Une taxe de 10 % immédiate sur les importations
Dès le 1er février, une taxe de 10 % frappera toutes les marchandises provenant des huit pays ciblés. Trump justifie cette mesure par le refus des Européens de céder le Groenland. Il considère cette île comme vitale pour la sécurité nationale américaine. Le président affirme que seule l’Amérique peut protéger ce territoire stratégique contre les ambitions rivales.
L’argument de la sécurité mondiale et du « Dôme Doré »
Trump invoque la « paix mondiale » pour légitimer son action. Il mentionne spécifiquement la menace que représentent la Chine et la Russie dans la région arctique. Le président lie également cette acquisition à son projet de défense antimissile, le « Dôme Doré ». Selon lui, le contrôle du Groenland est impératif pour garantir la survie de la planète.
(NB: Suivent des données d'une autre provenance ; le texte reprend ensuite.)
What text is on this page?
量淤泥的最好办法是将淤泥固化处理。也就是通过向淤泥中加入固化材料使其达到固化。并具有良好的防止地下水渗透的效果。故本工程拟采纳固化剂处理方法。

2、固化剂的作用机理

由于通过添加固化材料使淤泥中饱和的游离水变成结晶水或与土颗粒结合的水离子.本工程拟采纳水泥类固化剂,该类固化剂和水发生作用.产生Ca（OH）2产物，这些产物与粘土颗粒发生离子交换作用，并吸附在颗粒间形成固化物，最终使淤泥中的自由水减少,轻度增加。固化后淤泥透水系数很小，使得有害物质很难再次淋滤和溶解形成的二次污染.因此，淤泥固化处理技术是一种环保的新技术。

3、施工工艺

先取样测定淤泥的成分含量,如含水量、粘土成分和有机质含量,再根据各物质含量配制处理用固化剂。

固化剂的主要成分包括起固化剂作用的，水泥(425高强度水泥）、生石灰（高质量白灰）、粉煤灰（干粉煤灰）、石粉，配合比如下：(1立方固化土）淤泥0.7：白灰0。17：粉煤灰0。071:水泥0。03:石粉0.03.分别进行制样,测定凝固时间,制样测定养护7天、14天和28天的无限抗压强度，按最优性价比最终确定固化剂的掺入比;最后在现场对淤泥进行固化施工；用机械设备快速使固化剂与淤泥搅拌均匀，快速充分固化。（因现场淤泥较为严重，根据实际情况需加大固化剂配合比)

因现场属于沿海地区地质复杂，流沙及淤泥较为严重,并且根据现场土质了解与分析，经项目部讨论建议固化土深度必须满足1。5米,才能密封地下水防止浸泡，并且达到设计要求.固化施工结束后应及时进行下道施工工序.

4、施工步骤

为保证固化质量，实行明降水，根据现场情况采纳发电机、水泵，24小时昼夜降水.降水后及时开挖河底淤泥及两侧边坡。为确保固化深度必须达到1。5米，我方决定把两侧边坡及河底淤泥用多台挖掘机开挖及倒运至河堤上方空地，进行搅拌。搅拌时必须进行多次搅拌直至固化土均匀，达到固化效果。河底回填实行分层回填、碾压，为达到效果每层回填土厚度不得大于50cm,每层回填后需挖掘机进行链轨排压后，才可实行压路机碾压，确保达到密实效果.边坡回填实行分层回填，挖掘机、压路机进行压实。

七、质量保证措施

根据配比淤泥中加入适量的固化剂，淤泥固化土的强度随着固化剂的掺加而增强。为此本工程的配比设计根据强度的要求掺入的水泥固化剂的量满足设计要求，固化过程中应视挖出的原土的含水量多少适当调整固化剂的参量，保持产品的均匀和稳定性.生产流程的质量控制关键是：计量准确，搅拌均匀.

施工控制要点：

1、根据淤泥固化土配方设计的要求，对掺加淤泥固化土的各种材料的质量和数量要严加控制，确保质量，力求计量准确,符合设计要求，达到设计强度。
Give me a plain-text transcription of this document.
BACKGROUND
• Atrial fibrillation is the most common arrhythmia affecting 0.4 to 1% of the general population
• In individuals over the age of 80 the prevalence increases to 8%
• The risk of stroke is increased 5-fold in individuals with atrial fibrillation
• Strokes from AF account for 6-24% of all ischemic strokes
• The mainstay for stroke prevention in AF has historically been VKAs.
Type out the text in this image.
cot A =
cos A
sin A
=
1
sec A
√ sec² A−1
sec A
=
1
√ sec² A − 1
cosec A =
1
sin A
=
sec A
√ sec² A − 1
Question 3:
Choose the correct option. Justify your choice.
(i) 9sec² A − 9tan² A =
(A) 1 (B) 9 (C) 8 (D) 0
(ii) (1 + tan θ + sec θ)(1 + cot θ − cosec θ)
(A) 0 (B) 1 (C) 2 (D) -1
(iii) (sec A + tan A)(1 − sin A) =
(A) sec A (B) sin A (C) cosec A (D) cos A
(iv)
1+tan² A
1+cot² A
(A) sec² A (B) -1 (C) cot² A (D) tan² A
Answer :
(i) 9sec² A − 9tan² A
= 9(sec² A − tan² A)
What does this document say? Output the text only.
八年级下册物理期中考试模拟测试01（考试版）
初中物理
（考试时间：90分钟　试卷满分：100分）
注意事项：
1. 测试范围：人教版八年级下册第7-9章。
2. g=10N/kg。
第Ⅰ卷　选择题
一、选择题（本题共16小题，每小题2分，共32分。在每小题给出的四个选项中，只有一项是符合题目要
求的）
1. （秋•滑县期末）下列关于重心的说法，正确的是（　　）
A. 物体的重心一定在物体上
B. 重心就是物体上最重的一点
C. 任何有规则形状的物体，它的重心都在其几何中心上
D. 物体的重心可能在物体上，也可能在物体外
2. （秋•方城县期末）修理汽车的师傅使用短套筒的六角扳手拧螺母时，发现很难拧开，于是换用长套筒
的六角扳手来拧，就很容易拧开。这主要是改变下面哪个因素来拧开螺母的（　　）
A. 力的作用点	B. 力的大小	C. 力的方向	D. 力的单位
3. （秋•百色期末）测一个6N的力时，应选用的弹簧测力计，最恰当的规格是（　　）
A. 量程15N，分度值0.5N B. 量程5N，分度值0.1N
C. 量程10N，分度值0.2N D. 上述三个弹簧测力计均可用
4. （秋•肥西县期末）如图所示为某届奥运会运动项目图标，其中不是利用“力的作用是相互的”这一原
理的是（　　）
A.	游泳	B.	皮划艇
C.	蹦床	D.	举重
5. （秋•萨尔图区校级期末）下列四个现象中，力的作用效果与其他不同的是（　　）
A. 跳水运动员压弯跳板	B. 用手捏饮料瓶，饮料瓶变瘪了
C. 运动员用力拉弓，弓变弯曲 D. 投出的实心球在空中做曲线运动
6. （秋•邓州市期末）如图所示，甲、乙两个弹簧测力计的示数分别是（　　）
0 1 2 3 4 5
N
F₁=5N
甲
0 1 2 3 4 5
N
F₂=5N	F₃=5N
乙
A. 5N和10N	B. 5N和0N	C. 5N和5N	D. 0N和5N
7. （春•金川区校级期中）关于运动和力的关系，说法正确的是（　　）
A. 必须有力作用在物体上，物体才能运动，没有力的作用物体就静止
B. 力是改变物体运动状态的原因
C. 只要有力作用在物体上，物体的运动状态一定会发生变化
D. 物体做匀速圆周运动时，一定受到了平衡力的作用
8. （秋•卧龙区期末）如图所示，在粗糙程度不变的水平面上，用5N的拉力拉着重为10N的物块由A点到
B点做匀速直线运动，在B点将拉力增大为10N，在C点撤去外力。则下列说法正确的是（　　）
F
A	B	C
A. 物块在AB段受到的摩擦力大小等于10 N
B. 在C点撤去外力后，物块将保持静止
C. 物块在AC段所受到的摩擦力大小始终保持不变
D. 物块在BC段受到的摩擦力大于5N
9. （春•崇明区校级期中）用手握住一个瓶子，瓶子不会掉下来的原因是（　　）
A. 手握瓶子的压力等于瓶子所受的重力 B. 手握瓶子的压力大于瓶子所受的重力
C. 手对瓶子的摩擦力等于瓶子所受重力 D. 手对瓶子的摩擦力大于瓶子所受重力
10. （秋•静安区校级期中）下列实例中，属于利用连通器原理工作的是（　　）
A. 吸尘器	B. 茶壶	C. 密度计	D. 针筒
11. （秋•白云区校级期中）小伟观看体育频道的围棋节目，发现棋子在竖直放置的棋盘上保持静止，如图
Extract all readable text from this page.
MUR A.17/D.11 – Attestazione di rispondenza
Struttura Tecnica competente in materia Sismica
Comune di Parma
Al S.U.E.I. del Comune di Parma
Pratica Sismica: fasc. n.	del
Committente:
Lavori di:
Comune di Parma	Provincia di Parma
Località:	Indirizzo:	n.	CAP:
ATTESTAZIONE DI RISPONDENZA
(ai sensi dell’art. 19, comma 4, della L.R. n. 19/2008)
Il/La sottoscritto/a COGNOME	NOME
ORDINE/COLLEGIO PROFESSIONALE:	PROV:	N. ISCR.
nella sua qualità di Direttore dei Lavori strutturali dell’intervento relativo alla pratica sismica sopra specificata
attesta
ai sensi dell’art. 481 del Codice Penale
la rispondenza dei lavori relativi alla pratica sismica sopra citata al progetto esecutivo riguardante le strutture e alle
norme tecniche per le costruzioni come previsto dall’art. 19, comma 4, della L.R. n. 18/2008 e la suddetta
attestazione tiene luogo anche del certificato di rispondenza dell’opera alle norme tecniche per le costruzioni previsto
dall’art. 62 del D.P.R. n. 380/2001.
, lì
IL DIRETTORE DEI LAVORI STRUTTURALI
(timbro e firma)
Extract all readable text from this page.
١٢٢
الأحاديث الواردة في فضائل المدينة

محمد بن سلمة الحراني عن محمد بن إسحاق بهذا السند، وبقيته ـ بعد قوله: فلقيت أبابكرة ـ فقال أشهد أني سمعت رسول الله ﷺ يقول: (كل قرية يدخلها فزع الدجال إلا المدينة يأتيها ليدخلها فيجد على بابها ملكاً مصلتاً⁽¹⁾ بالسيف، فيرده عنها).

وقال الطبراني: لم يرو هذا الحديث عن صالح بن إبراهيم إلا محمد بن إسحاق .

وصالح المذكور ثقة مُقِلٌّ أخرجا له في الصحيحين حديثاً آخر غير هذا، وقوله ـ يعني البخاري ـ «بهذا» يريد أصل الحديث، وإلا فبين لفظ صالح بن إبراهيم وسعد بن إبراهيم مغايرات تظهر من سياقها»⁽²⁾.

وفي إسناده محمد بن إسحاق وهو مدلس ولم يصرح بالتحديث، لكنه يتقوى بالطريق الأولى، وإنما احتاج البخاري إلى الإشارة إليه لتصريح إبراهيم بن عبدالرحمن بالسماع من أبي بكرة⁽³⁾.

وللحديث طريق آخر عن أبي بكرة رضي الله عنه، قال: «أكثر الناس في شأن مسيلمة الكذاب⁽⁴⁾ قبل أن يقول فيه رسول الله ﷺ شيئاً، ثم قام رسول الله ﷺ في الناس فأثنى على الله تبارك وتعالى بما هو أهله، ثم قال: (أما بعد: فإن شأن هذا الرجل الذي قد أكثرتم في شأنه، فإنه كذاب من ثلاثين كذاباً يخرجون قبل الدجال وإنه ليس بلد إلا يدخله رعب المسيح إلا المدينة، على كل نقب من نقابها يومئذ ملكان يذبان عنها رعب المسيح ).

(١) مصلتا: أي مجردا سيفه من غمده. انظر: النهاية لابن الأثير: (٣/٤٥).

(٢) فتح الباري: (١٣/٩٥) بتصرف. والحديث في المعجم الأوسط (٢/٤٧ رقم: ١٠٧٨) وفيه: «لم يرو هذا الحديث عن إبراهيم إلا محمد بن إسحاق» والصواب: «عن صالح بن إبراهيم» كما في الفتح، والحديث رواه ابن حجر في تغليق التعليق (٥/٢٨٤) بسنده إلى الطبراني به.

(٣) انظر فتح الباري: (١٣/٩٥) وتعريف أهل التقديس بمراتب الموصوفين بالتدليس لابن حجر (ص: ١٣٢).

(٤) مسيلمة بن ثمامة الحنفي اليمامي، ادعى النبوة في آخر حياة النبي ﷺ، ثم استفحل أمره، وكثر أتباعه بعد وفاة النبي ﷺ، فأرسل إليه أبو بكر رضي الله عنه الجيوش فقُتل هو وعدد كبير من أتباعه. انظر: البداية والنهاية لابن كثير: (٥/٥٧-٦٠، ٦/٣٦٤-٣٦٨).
Une pression maximale sur le Danemark
Le message s’adresse en priorité à Copenhague. Trump écrit que le Danemark ne peut rien faire face aux appétits russes et chinois. Il estime que l’Europe joue un « jeu très dangereux » en s’opposant à la volonté américaine. Cette rhétorique transforme un allié historique en un obstacle à la sécurité nationale des États-Unis.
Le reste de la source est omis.